Votre chien mange ses crottes — ou celles des autres animaux — et vous ne savez pas si c’est grave ou non. La vérité, c’est que ça dépend. Ce comportement peut être bénin et passager, ou révéler quelque chose qui mérite attention. Voici comment faire la différence.
La coprophagie chez le chien : fréquente et pas toujours inquiétante
Entre 15 et 25 % des chiens mangent leurs crottes à un moment ou un autre de leur vie. C’est beaucoup. Chez les chiots, c’est quasi-systématique et disparaît généralement avant l’âge d’un an sans intervention particulière. Chez les chiens adultes, c’est plus variable. Pour comprendre les raisons qui poussent votre chien à ce comportement et trouver des solutions concrètes, consultez notre article sur pourquoi les chiens mangent leurs crottes.
Un chien adulte en bonne santé, bien nourri, qui mange occasionnellement ses crottes lors des sorties, sans autre signe particulier, c’est rarement une urgence. C’est souvent comportemental — ennui, curiosité, comportement appris. Mais certains contextes doivent attirer l’attention et méritent une consultation vétérinaire.

Les signaux qui justifient une consultation vétérinaire
Le premier signal d’alerte, c’est l’apparition soudaine du comportement chez un chien adulte qui ne le faisait pas avant. Un chien qui a toujours été propre et commence à manger ses crottes à l’âge de 4 ou 5 ans, sans changement apparent dans son environnement, peut avoir développé un trouble digestif — notamment une insuffisance pancréatique exocrine, une maladie qui empêche la bonne absorption des graisses et des protéines.
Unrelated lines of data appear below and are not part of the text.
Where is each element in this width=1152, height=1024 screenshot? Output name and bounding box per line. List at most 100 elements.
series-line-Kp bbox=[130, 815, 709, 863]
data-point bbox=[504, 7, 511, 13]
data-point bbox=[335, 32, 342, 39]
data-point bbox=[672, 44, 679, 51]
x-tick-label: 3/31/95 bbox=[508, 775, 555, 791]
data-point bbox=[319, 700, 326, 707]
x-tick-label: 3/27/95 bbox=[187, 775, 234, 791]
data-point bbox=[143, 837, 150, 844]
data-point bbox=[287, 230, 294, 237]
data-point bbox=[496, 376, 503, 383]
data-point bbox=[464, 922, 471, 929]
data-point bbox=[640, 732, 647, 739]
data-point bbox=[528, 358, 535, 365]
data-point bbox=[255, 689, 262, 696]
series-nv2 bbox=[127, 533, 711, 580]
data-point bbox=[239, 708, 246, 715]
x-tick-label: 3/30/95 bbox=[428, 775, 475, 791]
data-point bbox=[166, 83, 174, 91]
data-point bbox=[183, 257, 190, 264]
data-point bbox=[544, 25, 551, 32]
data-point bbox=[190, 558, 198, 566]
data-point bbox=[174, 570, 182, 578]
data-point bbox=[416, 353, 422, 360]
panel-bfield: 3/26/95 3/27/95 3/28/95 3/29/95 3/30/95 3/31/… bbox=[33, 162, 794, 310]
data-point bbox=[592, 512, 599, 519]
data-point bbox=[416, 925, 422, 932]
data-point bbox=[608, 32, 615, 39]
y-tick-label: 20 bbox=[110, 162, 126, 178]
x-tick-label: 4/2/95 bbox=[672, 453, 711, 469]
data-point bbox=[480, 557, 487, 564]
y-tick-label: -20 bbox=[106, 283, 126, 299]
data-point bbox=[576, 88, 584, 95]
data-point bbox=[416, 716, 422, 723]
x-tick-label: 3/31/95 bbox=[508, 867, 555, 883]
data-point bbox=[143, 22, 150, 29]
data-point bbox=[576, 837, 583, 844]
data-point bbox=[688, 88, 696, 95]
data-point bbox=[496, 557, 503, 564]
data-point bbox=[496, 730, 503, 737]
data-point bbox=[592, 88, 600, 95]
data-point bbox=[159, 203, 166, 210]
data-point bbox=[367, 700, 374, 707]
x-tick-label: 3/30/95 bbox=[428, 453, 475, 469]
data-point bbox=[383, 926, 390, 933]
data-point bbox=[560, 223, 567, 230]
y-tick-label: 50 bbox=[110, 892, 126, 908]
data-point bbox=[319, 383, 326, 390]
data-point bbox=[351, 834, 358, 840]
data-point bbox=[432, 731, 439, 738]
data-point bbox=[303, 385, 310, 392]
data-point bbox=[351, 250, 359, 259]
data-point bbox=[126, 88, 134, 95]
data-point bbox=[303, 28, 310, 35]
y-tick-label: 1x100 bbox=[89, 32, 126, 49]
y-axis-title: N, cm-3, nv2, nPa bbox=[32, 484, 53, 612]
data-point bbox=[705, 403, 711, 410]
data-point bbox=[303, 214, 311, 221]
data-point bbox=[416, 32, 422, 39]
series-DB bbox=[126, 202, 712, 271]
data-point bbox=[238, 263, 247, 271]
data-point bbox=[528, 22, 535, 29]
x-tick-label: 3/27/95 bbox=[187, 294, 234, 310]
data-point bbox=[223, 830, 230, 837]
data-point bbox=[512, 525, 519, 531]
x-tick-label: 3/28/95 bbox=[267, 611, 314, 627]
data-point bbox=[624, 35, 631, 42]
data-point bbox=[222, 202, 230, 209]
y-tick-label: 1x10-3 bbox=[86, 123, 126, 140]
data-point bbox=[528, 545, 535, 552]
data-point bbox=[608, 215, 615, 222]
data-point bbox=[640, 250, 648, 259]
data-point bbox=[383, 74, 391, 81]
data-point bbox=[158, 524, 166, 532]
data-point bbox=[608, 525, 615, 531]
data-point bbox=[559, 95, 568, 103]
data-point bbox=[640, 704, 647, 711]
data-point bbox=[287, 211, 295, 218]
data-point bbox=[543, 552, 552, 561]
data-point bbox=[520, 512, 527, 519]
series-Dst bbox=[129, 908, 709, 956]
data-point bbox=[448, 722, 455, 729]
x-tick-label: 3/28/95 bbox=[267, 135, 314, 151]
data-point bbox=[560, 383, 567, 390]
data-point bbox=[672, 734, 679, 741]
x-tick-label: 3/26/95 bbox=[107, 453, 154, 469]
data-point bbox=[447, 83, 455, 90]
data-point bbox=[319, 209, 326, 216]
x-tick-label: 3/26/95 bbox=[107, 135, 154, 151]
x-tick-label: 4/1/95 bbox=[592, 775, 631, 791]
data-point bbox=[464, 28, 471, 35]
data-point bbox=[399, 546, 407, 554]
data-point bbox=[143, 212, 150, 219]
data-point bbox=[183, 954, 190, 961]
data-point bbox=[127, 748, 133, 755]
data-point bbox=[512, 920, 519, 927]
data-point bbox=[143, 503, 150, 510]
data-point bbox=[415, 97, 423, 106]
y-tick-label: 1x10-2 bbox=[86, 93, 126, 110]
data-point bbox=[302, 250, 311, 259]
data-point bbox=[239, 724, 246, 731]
Le deuxième signal, c’est la perte de poids malgré un bon appétit. Si votre chien mange normalement (ou même plus que d’habitude), mange aussi ses crottes, et continue de maigrir, quelque chose ne va clairement pas dans son système digestif. C’est une indication claire pour un bilan vétérinaire incluant des analyses de sang et une coproscopie.
- Apparition soudaine chez un adulte sans changement d’environnement.
- Perte de poids associée à un appétit normal ou excessif.
- Selles molles, grasses ou particulièrement malodorantes (signe de malabsorption).
- Comportement compulsif et incontrôlable, malgré la surveillance.
- Ingestion de crottes d’autres animaux (risque parasitaire plus élevé).
Les parasites : un risque réel qu’on sous-estime souvent
Manger des selles, c’est ingérer tout ce qu’elles contiennent. Et les selles de chiens non vermifugés peuvent contenir des œufs de parasites — ascaris, ankylostomes, giardia — qui vont contaminer le chien qui les ingère. Même un chien vermifugé régulièrement peut se recontaminer si le cycle n’est pas brisé.
Les crottes de chats sont particulièrement problématiques : elles peuvent contenir du Toxoplasma gondii et des œufs de ténias. Les crottes de lapins et de rongeurs hébergent fréquemment de la giardia. Un chien qui mange les crottes du chat de la maison ou qui fouille le bac à litière doit avoir un suivi parasitaire renforcé — vermifugation tous les 3 mois minimum et coproscopie annuelle.
| Type de crotte ingérée | Risque parasitaire | Fréquence de vermifugation conseillée |
|---|---|---|
| Ses propres crottes | Faible si vermifugé | Standard (2-4x/an) |
| Crottes de chat | Moyen (Toxoplasma, ténias) | Tous les 3 mois |
| Crottes de lapin/rongeur | Moyen (Giardia) | Tous les 3 mois + coproscopie |
| Crottes inconnues (promenade) | Élevé | Surveillance + bilan si répété |
Comment réagir au quotidien sans aggraver le comportement ?
La punition après coup ne fonctionne pas pour la coprophagie. Si vous grondez votre chien 30 secondes après l’avoir vu manger ses crottes, il ne fait pas le lien entre la punition et l’acte. Pire, certains chiens apprennent à faire ça en cachette ou deviennent anxieux, ce qui peut renforcer le comportement.
Ce qui fonctionne, c’est l’anticipation : ramasser les selles immédiatement après chaque passage, surveiller de près pendant les sorties, et rediriger l’attention du chien vers autre chose dès qu’il s’approche de ses crottes. Un « laisse » bien appris vaut beaucoup mieux que n’importe quelle réprimande. Sur le long terme, améliorer la qualité de l’alimentation et enrichir l’environnement du chien restent les interventions les plus efficaces pour réduire durablement ce comportement.